The role of the humble hotel restaurant needs a radical rethink. Peter Bierwirth, president of EHMA, says inspiration should be drawn from the exciting new developments found in other sectors.

By Peter Bierwirth

Let’s face it, most restaurants are boring and there are many reasons for this sad state of affairs. A full-service hotel needs a restaurant for a variety of events, such as breakfasts, business luncheons for conference guests and dinner buffets for tourist groups. It is an all-purpose place that cannot be styled like an Alpine chalet or a Greek tavern.

The hotel restaurant has a set of criteria. It must be seen to be as flexible as possible with the ability to seat a young couple, as well as a group of 25 from an international company. Tables and chairs must be movable, and lighting, air-conditioning and ventilation should be able to adapt to flexible seating. It is difficult to please everyone – and often the innovative ideas of creative designers end in the wastepaper basket.

This is seen in hotels of all categories, brands and locations.
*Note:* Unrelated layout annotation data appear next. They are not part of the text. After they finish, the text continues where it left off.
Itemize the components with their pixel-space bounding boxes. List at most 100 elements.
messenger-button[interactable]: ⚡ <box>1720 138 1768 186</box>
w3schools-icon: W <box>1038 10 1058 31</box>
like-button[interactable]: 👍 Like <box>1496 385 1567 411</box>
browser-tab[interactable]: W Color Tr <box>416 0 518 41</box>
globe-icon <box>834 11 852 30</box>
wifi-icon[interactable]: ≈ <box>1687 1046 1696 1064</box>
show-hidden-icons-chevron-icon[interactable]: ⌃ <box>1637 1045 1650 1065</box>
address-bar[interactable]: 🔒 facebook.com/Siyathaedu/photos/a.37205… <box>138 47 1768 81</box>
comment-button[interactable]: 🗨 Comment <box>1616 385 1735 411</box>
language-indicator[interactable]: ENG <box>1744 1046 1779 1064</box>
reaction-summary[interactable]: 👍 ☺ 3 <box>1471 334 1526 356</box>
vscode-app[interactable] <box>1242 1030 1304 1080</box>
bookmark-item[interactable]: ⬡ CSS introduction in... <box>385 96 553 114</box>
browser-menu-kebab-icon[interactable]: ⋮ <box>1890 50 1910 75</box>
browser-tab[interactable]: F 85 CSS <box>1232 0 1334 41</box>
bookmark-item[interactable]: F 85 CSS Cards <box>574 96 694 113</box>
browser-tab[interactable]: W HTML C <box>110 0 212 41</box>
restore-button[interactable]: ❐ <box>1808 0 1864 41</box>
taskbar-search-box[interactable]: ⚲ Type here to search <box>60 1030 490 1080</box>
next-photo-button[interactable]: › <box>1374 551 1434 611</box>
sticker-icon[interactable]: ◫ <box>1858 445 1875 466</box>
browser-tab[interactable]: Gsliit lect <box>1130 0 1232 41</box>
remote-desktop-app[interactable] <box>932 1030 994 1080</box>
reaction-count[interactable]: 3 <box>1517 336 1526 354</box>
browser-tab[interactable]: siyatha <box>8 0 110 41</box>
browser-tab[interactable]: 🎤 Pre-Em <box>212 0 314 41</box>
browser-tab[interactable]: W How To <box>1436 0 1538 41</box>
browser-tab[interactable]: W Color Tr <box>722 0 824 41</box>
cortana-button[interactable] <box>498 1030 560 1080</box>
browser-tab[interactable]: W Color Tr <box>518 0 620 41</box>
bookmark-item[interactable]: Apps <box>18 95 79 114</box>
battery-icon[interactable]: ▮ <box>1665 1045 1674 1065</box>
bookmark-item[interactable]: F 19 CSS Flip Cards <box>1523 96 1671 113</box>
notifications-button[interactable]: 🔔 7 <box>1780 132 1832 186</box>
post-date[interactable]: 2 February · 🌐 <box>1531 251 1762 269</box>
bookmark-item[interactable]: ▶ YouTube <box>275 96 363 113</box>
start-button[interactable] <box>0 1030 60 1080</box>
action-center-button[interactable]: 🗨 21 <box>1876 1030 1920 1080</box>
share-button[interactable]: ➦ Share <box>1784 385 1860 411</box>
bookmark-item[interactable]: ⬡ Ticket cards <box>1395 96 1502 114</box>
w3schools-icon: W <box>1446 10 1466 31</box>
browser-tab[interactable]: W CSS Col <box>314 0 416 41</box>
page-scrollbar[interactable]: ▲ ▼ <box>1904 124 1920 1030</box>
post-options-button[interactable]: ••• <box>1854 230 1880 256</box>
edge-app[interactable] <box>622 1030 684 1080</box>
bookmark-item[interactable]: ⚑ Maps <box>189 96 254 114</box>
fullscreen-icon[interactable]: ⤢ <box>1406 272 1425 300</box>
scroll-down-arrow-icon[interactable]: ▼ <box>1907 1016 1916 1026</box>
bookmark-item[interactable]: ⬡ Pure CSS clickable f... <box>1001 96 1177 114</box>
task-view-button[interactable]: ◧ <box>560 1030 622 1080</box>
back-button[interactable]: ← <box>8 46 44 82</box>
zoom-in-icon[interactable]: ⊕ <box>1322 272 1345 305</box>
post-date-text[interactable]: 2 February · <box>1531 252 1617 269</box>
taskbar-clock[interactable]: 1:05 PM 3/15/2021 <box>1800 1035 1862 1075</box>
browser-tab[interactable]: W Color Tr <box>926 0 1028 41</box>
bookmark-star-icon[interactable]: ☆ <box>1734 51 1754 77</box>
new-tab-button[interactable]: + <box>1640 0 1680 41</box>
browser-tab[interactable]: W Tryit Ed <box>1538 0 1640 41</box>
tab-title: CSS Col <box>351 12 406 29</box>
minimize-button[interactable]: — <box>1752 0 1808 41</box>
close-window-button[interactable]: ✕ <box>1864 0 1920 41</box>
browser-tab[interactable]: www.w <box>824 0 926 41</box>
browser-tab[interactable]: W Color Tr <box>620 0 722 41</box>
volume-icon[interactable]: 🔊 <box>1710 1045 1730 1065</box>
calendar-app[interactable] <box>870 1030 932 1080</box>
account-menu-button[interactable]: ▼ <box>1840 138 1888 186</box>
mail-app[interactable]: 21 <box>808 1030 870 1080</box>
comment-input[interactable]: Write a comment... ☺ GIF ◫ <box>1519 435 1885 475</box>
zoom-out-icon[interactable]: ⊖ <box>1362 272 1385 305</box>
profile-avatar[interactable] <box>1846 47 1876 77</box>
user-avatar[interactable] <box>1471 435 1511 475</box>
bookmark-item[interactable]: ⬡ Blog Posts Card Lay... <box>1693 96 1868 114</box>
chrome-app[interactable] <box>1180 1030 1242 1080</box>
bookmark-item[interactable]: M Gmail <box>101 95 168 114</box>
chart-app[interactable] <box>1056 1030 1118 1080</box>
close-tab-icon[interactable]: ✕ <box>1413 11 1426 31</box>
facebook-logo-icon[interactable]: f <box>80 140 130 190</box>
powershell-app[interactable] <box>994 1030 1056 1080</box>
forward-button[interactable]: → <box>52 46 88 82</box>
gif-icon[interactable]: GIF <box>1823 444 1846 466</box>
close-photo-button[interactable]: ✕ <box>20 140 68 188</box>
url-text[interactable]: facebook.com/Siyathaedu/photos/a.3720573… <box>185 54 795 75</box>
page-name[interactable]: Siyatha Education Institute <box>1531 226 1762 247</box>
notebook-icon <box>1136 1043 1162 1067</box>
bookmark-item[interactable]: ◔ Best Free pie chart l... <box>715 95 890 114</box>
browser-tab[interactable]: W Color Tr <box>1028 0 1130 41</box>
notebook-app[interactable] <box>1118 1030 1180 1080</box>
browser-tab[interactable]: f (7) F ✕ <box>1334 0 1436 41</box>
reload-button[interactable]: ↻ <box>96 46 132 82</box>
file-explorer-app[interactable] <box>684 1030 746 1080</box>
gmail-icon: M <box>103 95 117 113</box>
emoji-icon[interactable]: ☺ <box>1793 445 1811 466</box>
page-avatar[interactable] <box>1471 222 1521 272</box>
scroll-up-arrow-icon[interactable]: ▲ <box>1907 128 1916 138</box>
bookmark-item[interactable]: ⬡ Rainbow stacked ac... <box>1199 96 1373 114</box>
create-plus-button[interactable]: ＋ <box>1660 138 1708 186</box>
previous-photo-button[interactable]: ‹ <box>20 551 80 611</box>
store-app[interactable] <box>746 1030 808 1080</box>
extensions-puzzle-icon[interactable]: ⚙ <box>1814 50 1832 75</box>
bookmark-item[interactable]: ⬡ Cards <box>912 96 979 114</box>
The esteemed traveller is faced with designs seen many times before, such as the ‘international’ menu cards serving multiple variations of Ceasar salads, Wiener Schnitzels and entrecotes, with the only questions being: how long does it take to be served, how does it look this time and will it taste like the last time?

No wonder that most guests prefer to dine outside, even asking a pizza service to deliver room service so they can watch TV with their shoes off and feet on the table.

Many hoteliers don’t even complain, saying that their restaurant doesn’t yield anyway – meaning that every guest staying away is a good guest. But that’s not an option for the businessman or for the genuine hotelier.

New take on hotel dining

“There are hotels with restaurants so inviting that guests pick them because there’s life.”

With competition mounting and new ideas popping up, ‘daring’ hoteliers are exploring new ideas. According to location and guest segments there are now hotels with restaurants so exciting and inviting that guests pick them because there’s life and action.

These establishments are places of communication with lots of attractions.

A mix of interesting people, young and old, looking for entertainment and an exchange of ideas is appealing. The everlasting combination of ‘culture, art and cuisine always finds the kind of guests who are the ‘spice of life’ in our hotels.

So why do so few hotel chains – the exception being Mandarin Oriental – with professionally trained hotel staff leave the field to newcomers or foreign restaurateurs who are scarily successful at creating all sorts of new exciting places?

London is a melting pot of ideas that is expressed in an array of boutique hotels and incredible restaurants. In Hamburg, where some of the most interesting restaurant / hotel concepts have far survived their trial period, the Gastwerk Hotel and the East Hotel make almost as much money with food and beverages as they do with accommodation.

Culinary attraction

Recently, new forms of restaurants have appeared such as Bar Boulud (Mandarin), Sketch, Roka and Zuma, Dalesfordorganic and La Fromagerie, some teaming up with grocery stores, garden centres or department stores.

“The hotel restaurant must be seen to be as flexible as possible.”

Menu cards are being replaced by electronic tables (Inamo in London) or devices similar to iPads (La Baracca in Munich).

They are so popular that even in the German province of Bielefeld you can see the impact on the gastro scene – yet we are waiting for the first popular hotel chain to focus on the traveller who chooses a hotel because of its fantastic restaurant. It’s about time, isn’t it?